What's this worth to the business? There are no hard and fast rules as to how much online collaboration will save, but anecdotal indications are that the ability to seamlessly interface with people and documents through a single portal provides a more intuitive, flexible, and accessible user interface that improves worker productivity. Travelling executives, for example, can participate in portal-based workgroups from any Web browser they happen to be near. This approach has been used by early adopters to, for example, allow board members to collaborate when producing regular financial reports, no matter where they're travelling.
Even more of the benefits, however, come from the portal's ability to unify data sources--whether by leaving applications to run on separate servers but storing projects in common areas, or integrating everything into one far-reaching system with a common database. This latter approach can fundamentally change the way people work, but it's also a solid IT strategy because it reduces the cost of managing many copies and versions of data stored on various workers' hard drives.
"If people don't have access to internal systems, the only way they can [participate] is to e-mail documents in and out of the company," says Peter Thomas, Asia-Pacific senior director of technology marketing for Oracle, which recently updated its Collaboration Suite in an effort to strengthen its position in the collaborative portal space. "By using a portal, they end up with file storage, version control, and can work on documents without e-mailing. It's a jumping-off point, from which you plug in the pieces that provide workflow, e-mail, and other applications."
Forcing users to abandon their groupware and e-mail clients in favour of a Web-based, collaborative portal won't be a walk in the park, however. Power e-mailers are very attached to their current way of working, a point that John Brand, vice president with research firm META Group, believes will keep e-mail relevant until collaborative portals can make it irrelevant by providing a different way of working.
In other words, push users from e-mail to the portal--but don't tell them that's what you're doing. "E-mail has become the major application for knowledge workers," he explains. "So to try to get them out of that environment into the portal interface, and in many cases giving them less functionality than they previously had, is proving to be a challenge."

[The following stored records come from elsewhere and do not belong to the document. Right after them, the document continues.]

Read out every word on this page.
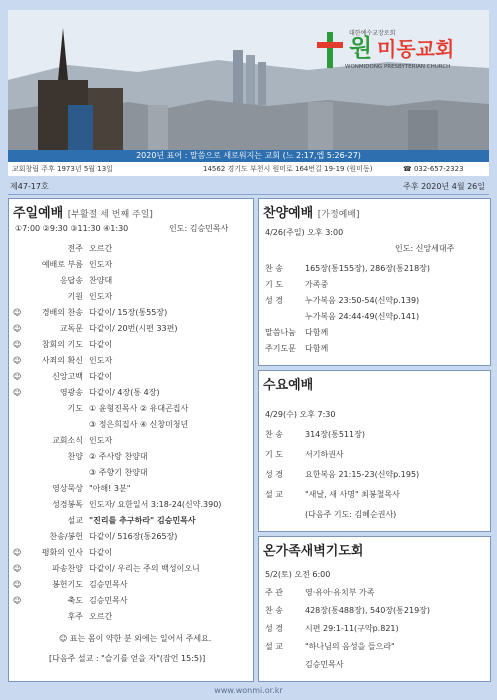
대한예수교장로회
원 미동교회
WONMIDONG PRESBYTERIAN CHURCH
2020년 표어 : 말씀으로 새로워지는 교회 (느 2:17,엡 5:26-27)
교회창립 주후 1973년 5월 13일	14562 경기도 부천시 원미로 164번길 19-19 (원미동)	☎ 032-657-2323
제47-17호	주후 2020년 4월 26일
주일예배 [부활절 세 번째 주일]
①7:00 ②9:30 ③11:30 ④1:30	인도: 김승민목사
전주 오르간
예배로 부름 인도자
응답송 찬양대
기원 인도자
☺	경배의 찬송 다같이/ 15장(통55장)
☺	교독문 다같이/ 20번(시편 33편)
☺	참회의 기도 다같이
☺	사죄의 확신 인도자
☺	신앙고백 다같이
☺	영광송 다같이/ 4장(통 4장)
기도 ① 윤형진목사 ② 유대곤집사
③ 정은희집사 ④ 신창미청년
교회소식 인도자
찬양 ② 주사랑 찬양대
③ 주향기 찬양대
영상묵상 "아해! 3분"
성경봉독 인도자/ 요한일서 3:18-24(신약.390)
설교 "진리를 추구하라" 김승민목사
찬송/봉헌 다같이/ 516장(통265장)
☺	평화의 인사 다같이
☺	파송찬양 다같이/ 우리는 주의 백성이오니
☺	봉헌기도 김승민목사
☺	축도 김승민목사
후주 오르간
☺ 표는 몸이 약한 분 외에는 일어서 주세요.
[다음주 설교 : "슬기를 얻을 자"(잠언 15:5)]
찬양예배 [가정예배]
4/26(주일) 오후 3:00
인도: 신앙세대주
찬 송	165장(통155장), 286장(통218장)
기 도	가족중
성 경	누가복음 23:50-54(신약p.139)
누가복음 24:44-49(신약p.141)
말씀나눔 다함께
주기도문 다함께
수요예배
4/29(수) 오후 7:30
찬 송	314장(통511장)
기 도	서기하권사
성 경	요한복음 21:15-23(신약p.195)
설 교	"새날, 새 사명" 최봉철목사
(다음주 기도: 김혜순권사)
온가족새벽기도회
5/2(토) 오전 6:00
주 관	영·유아·유치부 가족
찬 송	428장(통488장), 540장(통219장)
성 경	시편 29:1-11(구약p.821)
설 교	"하나님의 음성을 들으라"
김승민목사
www.wonmi.or.kr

As workers come to embrace the value of real-time communication, however, Brand warns the pendulum can easily swing too far the opposite way by making collaboration too widespread and unstructured. Microsoft, for one, reports that its 40,000-odd employees have created more than 24,000 independent workspaces since it began using the SharePoint-enabled Office System application internally.
While this may sound like a testament to collaborative portals' ease of use, it can become a policy nightmare. Poor management of collaboration can lead to what Brand calls 'collaboration anarchy': "[through the portal] you want to get reuse of existing material, location of experts, and so on. But if I don't understand the roles of the [teams] and how those team spaces fit together, it's like having 24,000 offices in the building but not knowing what's coming out of them."
Clearly, collaborative portals can be a double-edged sword. By focusing on a single application with clearly defined business benefits, it's possible to realise process improvements that facilitate collaboration and improve productivity. Yet a staged approach is clearly the way forward, for now.
And, in time-honoured tradition, Brand points out that it's important not to be pushed too far without doing your groundwork. "There are a lot of outcomes that organisations should be looking for in using collaborative technologies, but just because vendors provide those technologies doesn't mean you should be using them that way."